The Bandwagon of the 12

The whole 12/12/12 thing is apparently a pretty big deal, and apparently a lot of people are doing special things as celebration. One blogger I saw had the idea of posting the 12th page of her novel today. So I thought, why not do the same? Thus, here you go, a bit of the new edition of The Third Face.

I've been ordered to do things differently today, boy,” said the interrogator, and he was gritting his teeth. “They're pushing the 'ways of the future' on us. I don't like it one bit. And if you want to complain, I can easily decide to have you executed, the way it ought to be done.”
The interrogator crossed his hands in a traditional sign of threatening. As he did Charos caught glance of the man's tattoos. Pious. Judgment.
Charos made a similar sign, but with his palms facing towards the interrogator. In this way it meant peace.
He looked again at his own tribal tattoos, placed there on the celebration of his birthdays—first the left on his eighth and then the right on his thirteenth. Every day he tried to fulfill the sense of honor he felt at their meaning: on his left arm was Pride, and on his right, Determination.

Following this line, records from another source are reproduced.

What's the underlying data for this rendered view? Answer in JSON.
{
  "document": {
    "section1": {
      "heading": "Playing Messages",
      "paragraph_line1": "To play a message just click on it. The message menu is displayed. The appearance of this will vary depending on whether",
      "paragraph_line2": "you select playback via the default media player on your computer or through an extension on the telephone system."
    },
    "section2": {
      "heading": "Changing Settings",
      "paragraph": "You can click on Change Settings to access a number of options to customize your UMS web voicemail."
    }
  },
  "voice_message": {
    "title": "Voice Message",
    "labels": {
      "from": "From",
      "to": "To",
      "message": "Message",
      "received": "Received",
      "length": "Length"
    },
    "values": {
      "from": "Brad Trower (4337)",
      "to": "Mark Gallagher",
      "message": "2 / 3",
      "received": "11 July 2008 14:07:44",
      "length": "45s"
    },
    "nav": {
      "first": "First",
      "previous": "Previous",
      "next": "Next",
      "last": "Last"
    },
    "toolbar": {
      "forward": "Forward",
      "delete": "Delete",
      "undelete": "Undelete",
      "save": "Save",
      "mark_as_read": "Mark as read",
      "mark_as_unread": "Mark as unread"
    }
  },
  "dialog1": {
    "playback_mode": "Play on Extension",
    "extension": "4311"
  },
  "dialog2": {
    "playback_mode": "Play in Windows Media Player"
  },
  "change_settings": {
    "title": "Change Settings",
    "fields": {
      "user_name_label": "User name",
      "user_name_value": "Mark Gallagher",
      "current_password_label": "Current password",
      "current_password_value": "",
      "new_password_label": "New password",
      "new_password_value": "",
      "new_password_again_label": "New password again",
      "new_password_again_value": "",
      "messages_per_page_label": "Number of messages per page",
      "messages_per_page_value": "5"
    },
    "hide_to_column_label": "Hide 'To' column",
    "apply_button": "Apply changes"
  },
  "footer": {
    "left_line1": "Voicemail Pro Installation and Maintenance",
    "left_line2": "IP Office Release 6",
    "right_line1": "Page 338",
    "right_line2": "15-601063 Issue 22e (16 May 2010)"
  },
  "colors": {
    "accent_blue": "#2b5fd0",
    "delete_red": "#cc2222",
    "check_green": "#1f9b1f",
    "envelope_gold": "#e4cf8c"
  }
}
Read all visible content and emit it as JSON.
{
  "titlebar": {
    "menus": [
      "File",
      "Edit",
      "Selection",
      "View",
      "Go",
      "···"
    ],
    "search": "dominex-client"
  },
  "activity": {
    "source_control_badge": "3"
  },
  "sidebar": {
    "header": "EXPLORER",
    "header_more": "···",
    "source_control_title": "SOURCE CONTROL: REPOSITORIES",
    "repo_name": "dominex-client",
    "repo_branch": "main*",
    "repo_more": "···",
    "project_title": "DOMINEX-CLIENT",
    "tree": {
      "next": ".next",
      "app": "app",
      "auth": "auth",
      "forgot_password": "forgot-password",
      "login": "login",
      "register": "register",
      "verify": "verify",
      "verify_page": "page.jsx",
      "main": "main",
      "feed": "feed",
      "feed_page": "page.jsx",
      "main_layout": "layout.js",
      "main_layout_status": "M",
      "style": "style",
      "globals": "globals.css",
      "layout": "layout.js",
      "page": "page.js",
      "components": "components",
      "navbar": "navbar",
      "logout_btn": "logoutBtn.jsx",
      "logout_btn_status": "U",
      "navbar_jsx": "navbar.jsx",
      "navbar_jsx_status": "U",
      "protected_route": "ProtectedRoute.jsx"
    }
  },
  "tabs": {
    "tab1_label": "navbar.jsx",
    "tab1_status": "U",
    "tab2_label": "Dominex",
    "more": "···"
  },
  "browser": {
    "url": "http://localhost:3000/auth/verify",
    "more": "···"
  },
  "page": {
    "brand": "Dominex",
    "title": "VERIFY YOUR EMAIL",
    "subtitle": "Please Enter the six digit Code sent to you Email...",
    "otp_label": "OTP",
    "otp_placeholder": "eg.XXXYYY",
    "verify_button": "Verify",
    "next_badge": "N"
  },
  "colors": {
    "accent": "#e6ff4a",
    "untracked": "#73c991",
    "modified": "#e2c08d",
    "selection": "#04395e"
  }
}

Well, today pride would certainly have to wait.
The man glared at him for a moment longer, then finally stood down—his hands rested again on the table. His eyes softened as an unspoken message passed between them: the sense of two comrades, paying what homage they could to their tribe's old ways, in a world disturbed by those from the outside.
If it weren't for that damned boy Rasuke, I wouldn't have even been near that corpse,” Charos said. “The man was dead before I got there, you know. Even the kid told me he didn't know what happened, like he just woke up all of a sudden and it was over. Hah! I doubt that.”
The interrogator nodded. “I see. The child denies all of that now, though. Seems he doesn't want to open up any possibility that he could have done it. Which is curious, of course, because there was no reason for anyone to suspect him anyway.”
The rocks,” Charos muttered.
Yes. Now the doctors have confirmed that he was dead long before we caught up to you. So the superficial idea, the sight of you standing there holding up one of the rocks and dropping it, means very little.”
Charos thought for a minute. “There must be some explanation.”
Of course. I cannot believe, any more than anyone else, that it was merely a landslide. It was too perfectly executed.”
Charos stared at the interrogator's arm, the one that said Pious. “Do you think maybe it could have been a spirit?”
The interrogator was silent for a long time. “I have suspected for a while that the spirits are trying to punish us for giving in to the ways of the new world, the outer lands that close in upon us. Many in our village seek to adapt to these changes. But I think that what Ephix would want, what Ius would want—what all the spirits of the world would want—is for us to stand our ground.”